Entrevista com Boris Malagurski (Diretor)

Por você resolveu fazer um documentário sobre as guerras na Ex-Iugoslávia?
O filme que produzi antes de O Peso Das Correntes falava das violações dos direitos humanos das minorias no Kosovo e eu senti que analisando as causas daquele conflito eu poderia explicar porque há tanto ódio naquela parte do mundo.  A crise do Kosovo não pode ser examinada sem estudar as razões mais profundas, o porquê da ex-Iugoslávia ter desabado em meio à guerra.
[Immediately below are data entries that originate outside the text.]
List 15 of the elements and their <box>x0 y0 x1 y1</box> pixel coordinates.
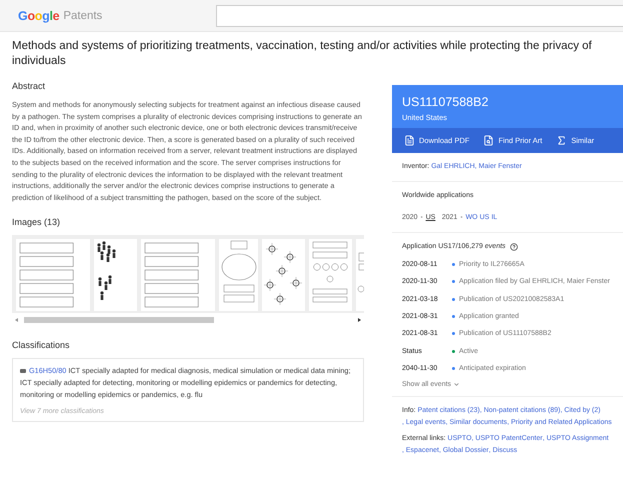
section-heading: Abstract <box>12 81 46 91</box>
patent-title: Methods and systems of prioritizing treatments, vaccination, testing and/or activities while protecting the privacy of individuals <box>12 39 593 69</box>
section-heading: Images (13) <box>12 217 62 228</box>
product-name: Patents <box>63 10 104 22</box>
document-icon <box>404 135 415 146</box>
chip-icon <box>20 369 26 374</box>
document-search-icon <box>483 135 494 146</box>
help-icon[interactable] <box>510 243 518 251</box>
section-heading: Classifications <box>12 340 71 350</box>
sigma-icon <box>556 135 568 146</box>
google-logo[interactable]: Google <box>18 8 60 22</box>
search-field[interactable] <box>216 4 623 26</box>
patent-number: US11107588B2 <box>402 95 490 109</box>
chevron-icon <box>453 381 460 388</box>
patent-figure-drawing[interactable] <box>94 239 137 312</box>
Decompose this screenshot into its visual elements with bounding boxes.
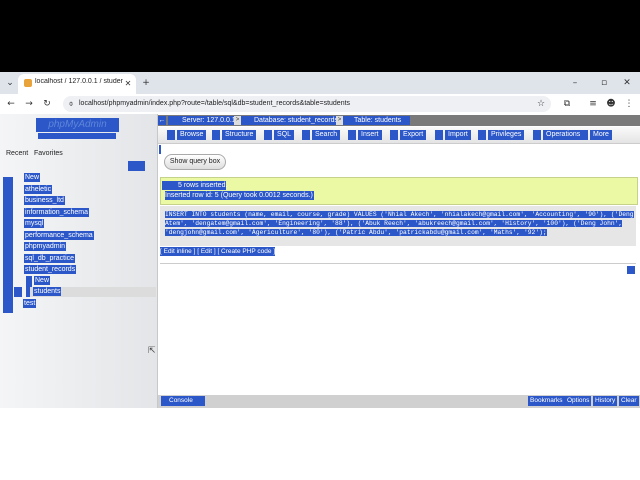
caret-marker [159, 145, 161, 154]
table-icon [14, 287, 22, 297]
breadcrumb-sep-icon: > [234, 116, 241, 125]
db-item[interactable]: information_schema [24, 207, 90, 217]
new-table-item[interactable]: New [34, 276, 51, 285]
collapse-arrow-icon[interactable]: ← [158, 116, 166, 125]
db-item-test[interactable]: test [23, 299, 37, 308]
db-item[interactable]: phpmyadmin [24, 242, 67, 251]
favicon-icon [24, 79, 32, 87]
tab-structure-icon [212, 130, 220, 140]
tab-browse-icon [167, 130, 175, 140]
console-toggle[interactable]: Console [161, 396, 205, 406]
nav-icons-row[interactable] [38, 133, 116, 139]
tab-sql-icon [264, 130, 272, 140]
tab-sql[interactable]: SQL [274, 130, 295, 140]
tab-export-icon [390, 130, 398, 140]
tab-more-icon [580, 130, 588, 140]
sql-line: 'dengjohn@gmail.com', 'Agericulture', '8… [165, 229, 547, 236]
minimize-icon[interactable]: – [568, 75, 582, 91]
menu-icon[interactable]: ⋮ [622, 96, 636, 112]
tab-insert[interactable]: Insert [358, 130, 382, 140]
tree-expander-column [3, 177, 13, 313]
media-icon[interactable]: ≡ [586, 96, 600, 112]
rows-inserted-text: 5 rows inserted. [178, 182, 228, 189]
tab-operations-icon [533, 130, 541, 140]
tab-structure[interactable]: Structure [222, 130, 257, 140]
breadcrumb-database[interactable]: Database: student_records [242, 116, 346, 125]
browser-tab[interactable]: localhost / 127.0.0.1 / student_r ✕ [18, 74, 136, 94]
db-item[interactable]: atheletic [24, 184, 53, 194]
settings-icon[interactable] [627, 266, 635, 274]
tab-export[interactable]: Export [400, 130, 427, 140]
bookmark-star-icon[interactable]: ☆ [535, 96, 547, 112]
query-action-links[interactable]: [ Edit inline ] [ Edit ] [ Create PHP co… [160, 247, 276, 256]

Como alguém que nasceu na Iugoslávia, minha infância foi, em grande parte, livre de conflitos étnicos, apesar de certo grau de intolerância, entre alguns indivíduos de diferentes grupos étnicos, que sempre esteve presente. Penso que o nacionalismo surgiu em meio à turbulência econômica gerada pela reforma desorganizada, pressionada pelo Ocidente. Com diversos grupos de interesse externo impondo sua própria agenda nos Balcãs, a ex-Iugoslávia foi levada a várias guerras civis. Muitos noticiários de grande visibilidade apresentaram a guerra como sendo puramente baseada no nacionalismo, culpando os Sérvios ou Slobodan Milosevic por tudo, o que faz pouco sentido, considerando que os diferentes grupos étnicos foram capazes de viver em paz na Iugoslávia por meio século. Eu queria contar a história do meu país, que já não existe, e mostrar o que eu acredito ser o verdadeiro motivo da separação.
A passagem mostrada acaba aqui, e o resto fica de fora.